Les éclairs qui explosaient à l’est dans l’obscurité quasi complète s’accompagnaient à présent de grondements de tonnerre. Le vent avait forci, la température baissait. Cohen frissonnait dans ses vêtements mouillés en cherchant à rassembler ses souvenirs. À se rappeler si quelque chose tenait encore debout au bord de cette route. Même à mi-chemin. Pourvu qu’il puisse s’y abriter avant que ne s’abatte la tempête qui gonflait les nuages. Mais il ne restait rien, à part une petite église desservie par un chemin transversal gravillonné, qu’il devrait choisir au hasard car ces pistes se ressemblaient toutes. Peut-être l’église existait-elle toujours. Il n’en était pas sûr, mais il n’avait pas le choix. Les mouvements qui agitaient les broussailles du bas-côté le faisaient souvent sursauter : des lapins, des opossums — rien d’autre, du moins l’espérait-il. Une biche s’engagea sur la chaussée, un peu plus loin, s’arrêta, le regarda, repartit. Il faisait nuit, à présent ; une nuée d’étoiles éclairait l’horizon occidental. Il pressait le pas autant que possible, malgré l’épuisement et la douleur. De violents frissons le secouaient — les prémices de la fièvre s’emparaient de lui. Une piste gravillonnée sur sa droite, une de plus, qu’il parcourut du regard. Quelques arbres subsistaient des deux côtés. Une réflexion laborieuse rappela à Cohen que la chapelle se trouvait bien sur un chemin de ce genre, à deux ou trois kilomètres de la route. Le tonnerre gronda. Un coup d’œil en arrière : la foudre dansait dans les nuages. Il n’était plus temps de réfléchir.

La boue céda sous les pieds de Cohen, qui glissa, glissa jusqu’à se retrouver presque en train de courir, une interrogation anxieuse à l’esprit : et si la piste avait été emportée, un peu plus loin ? Si elle était réduite à l’état de marécage fangeux et de nids-de-poule géants ? Mais non.
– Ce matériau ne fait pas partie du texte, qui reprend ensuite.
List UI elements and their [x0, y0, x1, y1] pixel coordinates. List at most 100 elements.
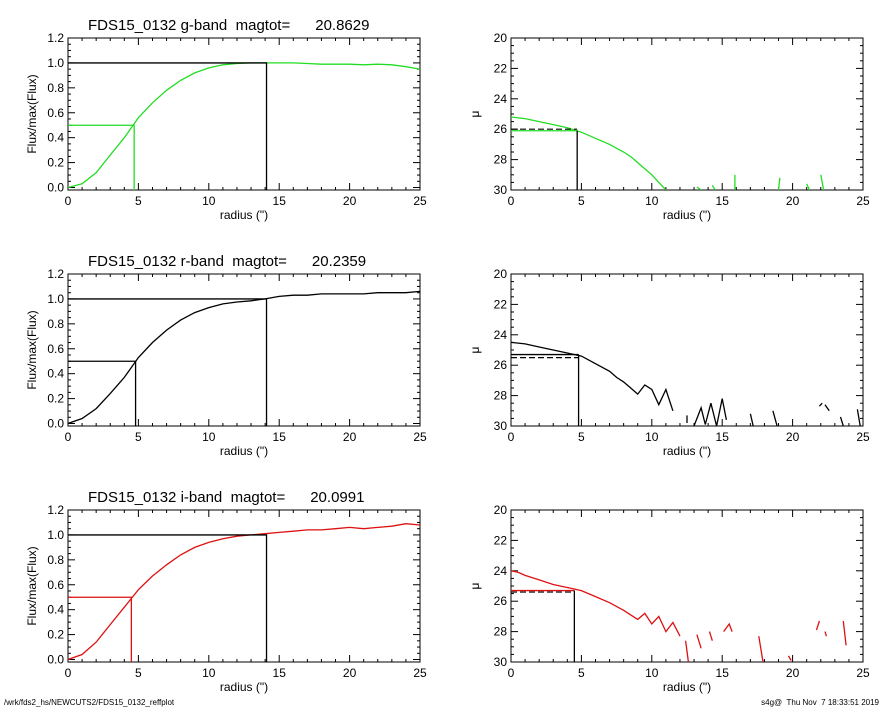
x-tick-label: 20	[786, 194, 800, 208]
panels-group: 0 5 10 15 20 25 0.0 0.2 0.4 0.6 0.8 1.0 1.2 radius ("…	[25, 17, 870, 694]
y-tick-label: 24	[494, 564, 508, 578]
x-tick-label: 0	[508, 194, 515, 208]
x-tick-label: 0	[508, 666, 515, 680]
data-layer	[68, 62, 420, 190]
footer-right-timestamp: s4g@ Thu Nov 7 18:33:51 2019	[761, 698, 879, 707]
x-tick-label: 15	[273, 194, 287, 208]
half-light-marker	[68, 596, 133, 662]
series-fragment	[723, 622, 733, 632]
data-layer	[68, 290, 420, 426]
x-tick-label: 5	[135, 666, 142, 680]
x-axis-label: radius (")	[663, 444, 711, 458]
series-fragment	[815, 620, 821, 631]
series-fragment	[696, 186, 702, 190]
x-tick-label: 25	[413, 666, 427, 680]
y-tick-label: 22	[494, 297, 508, 311]
y-tick-label: 30	[494, 183, 508, 197]
total-light-marker	[68, 534, 268, 662]
series-fragment	[711, 185, 716, 190]
y-tick-label: 0.0	[47, 653, 64, 667]
data-layer	[68, 523, 420, 662]
y-tick-label: 1.2	[47, 267, 64, 281]
y-tick-label: 0.4	[47, 131, 64, 145]
y-tick-label: 28	[494, 389, 508, 403]
x-tick-label: 5	[578, 666, 585, 680]
y-axis-label: μ	[468, 110, 482, 117]
series-fragment	[842, 620, 847, 646]
x-tick-label: 15	[716, 194, 730, 208]
series-fragment	[684, 640, 690, 662]
x-axis-label: radius (")	[663, 208, 711, 222]
y-tick-label: 30	[494, 419, 508, 433]
y-tick-label: 22	[494, 533, 508, 547]
y-tick-label: 0.8	[47, 317, 64, 331]
total-light-marker	[68, 62, 268, 190]
y-tick-label: 24	[494, 328, 508, 342]
y-tick-label: 22	[494, 61, 508, 75]
x-tick-label: 15	[716, 666, 730, 680]
x-tick-label: 0	[65, 430, 72, 444]
data-layer	[511, 116, 825, 190]
panel-title: FDS15_0132 r-band magtot= 20.2359	[88, 253, 366, 270]
series-line	[511, 116, 667, 190]
y-tick-label: 26	[494, 358, 508, 372]
series-fragment	[818, 402, 823, 407]
x-tick-label: 25	[856, 430, 870, 444]
x-axis-label: radius (")	[220, 208, 268, 222]
x-tick-label: 10	[202, 430, 216, 444]
total-light-marker	[68, 298, 268, 426]
x-tick-label: 5	[135, 194, 142, 208]
series-fragment	[749, 413, 754, 426]
y-tick-label: 26	[494, 122, 508, 136]
y-axis-label: μ	[468, 346, 482, 353]
x-tick-label: 25	[856, 666, 870, 680]
y-tick-label: 1.2	[47, 503, 64, 517]
y-tick-label: 30	[494, 655, 508, 669]
y-tick-label: 0.6	[47, 342, 64, 356]
series-fragment	[820, 174, 825, 190]
x-tick-label: 25	[413, 430, 427, 444]
y-tick-label: 0.8	[47, 81, 64, 95]
panel-4: 0 5 10 15 20 25 20 22 24 26 28 30 radius (") μ	[468, 267, 870, 458]
x-tick-label: 10	[202, 194, 216, 208]
plot-frame	[510, 37, 864, 191]
series-fragment	[693, 398, 728, 426]
plot-frame	[510, 273, 864, 427]
y-tick-label: 0.0	[47, 181, 64, 195]
x-axis-label: radius (")	[220, 680, 268, 694]
x-tick-label: 20	[786, 430, 800, 444]
y-tick-label: 0.4	[47, 367, 64, 381]
y-tick-label: 26	[494, 594, 508, 608]
y-tick-label: 0.2	[47, 628, 64, 642]
series-fragment	[787, 655, 792, 661]
x-tick-label: 0	[65, 666, 72, 680]
data-layer	[511, 570, 847, 662]
y-axis-label: Flux/max(Flux)	[25, 74, 39, 153]
y-axis-label: μ	[468, 582, 482, 589]
footer-left-path: /wrk/fds2_hs/NEWCUTS2/FDS15_0132_reffplo…	[4, 698, 175, 707]
series-fragment	[824, 631, 828, 637]
series-fragment	[772, 410, 778, 426]
y-tick-label: 20	[494, 503, 508, 517]
series-line	[511, 341, 674, 412]
y-tick-label: 0.4	[47, 603, 64, 617]
panel-5: 0 5 10 15 20 25 0.0 0.2 0.4 0.6 0.8 1.0 1.2 radius ("…	[25, 489, 427, 694]
series-line	[511, 570, 681, 637]
x-axis-label: radius (")	[220, 444, 268, 458]
x-tick-label: 10	[645, 666, 659, 680]
y-tick-label: 1.0	[47, 528, 64, 542]
x-tick-label: 25	[413, 194, 427, 208]
series-fragment	[777, 177, 781, 190]
y-tick-label: 1.0	[47, 292, 64, 306]
x-tick-label: 15	[273, 666, 287, 680]
series-fragment	[856, 409, 861, 426]
panel-title: FDS15_0132 i-band magtot= 20.0991	[88, 489, 364, 506]
y-tick-label: 0.0	[47, 417, 64, 431]
series-fragment	[806, 183, 811, 190]
panel-6: 0 5 10 15 20 25 20 22 24 26 28 30 radius (") μ	[468, 503, 870, 694]
y-tick-label: 20	[494, 31, 508, 45]
series-fragment	[708, 631, 713, 641]
panel-title: FDS15_0132 g-band magtot= 20.8629	[88, 17, 369, 34]
x-tick-label: 20	[786, 666, 800, 680]
x-tick-label: 10	[645, 194, 659, 208]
Il pressa le pas, pendant que le vent forcissait, que les branches basses se courbaient, que la foudre qui flambait dans son dos éclairait sa route par explosions d’une fraction de seconde. Il lui semblait avoir bien assez marché, même s’il n’avait aucune idée de la distance parcourue, mais il ne voyait toujours pas l’église, il ne voyait toujours rien d’intéressant. Il trébucha, tomba, essaya d’atterrir sur son épaule intacte, se releva aussitôt et essuya son menton plein de boue. Un nouvel éclair lui dévoila enfin la petite chapelle de brique, suivi d’un coup de tonnerre tel que l’orage devait être juste sur lui. Il se mit à courir, les genoux flageolants, manquant retomber dans les flaques sans pour autant s’arrêter. La foudre illumina l’entrée béante de l’édifice, des pas inquiétants s’élevèrent derrière lui puis se multiplièrent alentour mais, déjà, il se précipitait dans l’église, où il s’effondrait sur le sol.

Des grêlons aussi gros que des balles de base-ball martelaient le chemin. Ils martelaient le toit et ils martelaient le plancher, sous l’emplacement des tuiles manquantes, dans le baptistère et la galerie du chœur. Cohen se glissa sous un banc, l’épaule en feu. La grêle attaquait la terre et ce qui restait de la chapelle, dans un vacarme digne de cent ouvriers arc-boutés sur leurs marteaux piqueurs. La foudre claquait, du bois cassait à grands craquements, les créatures à quatre pattes qui partageaient l’abri du blessé trottinaient. Il s’allongea sur le ventre, le bras intact en avant, la tête dessus, l’autre bras mollement étendu à son côté. Tonnerre, éclairs, grêle se déchaînaient pendant qu’il restait couché là, frissonnant.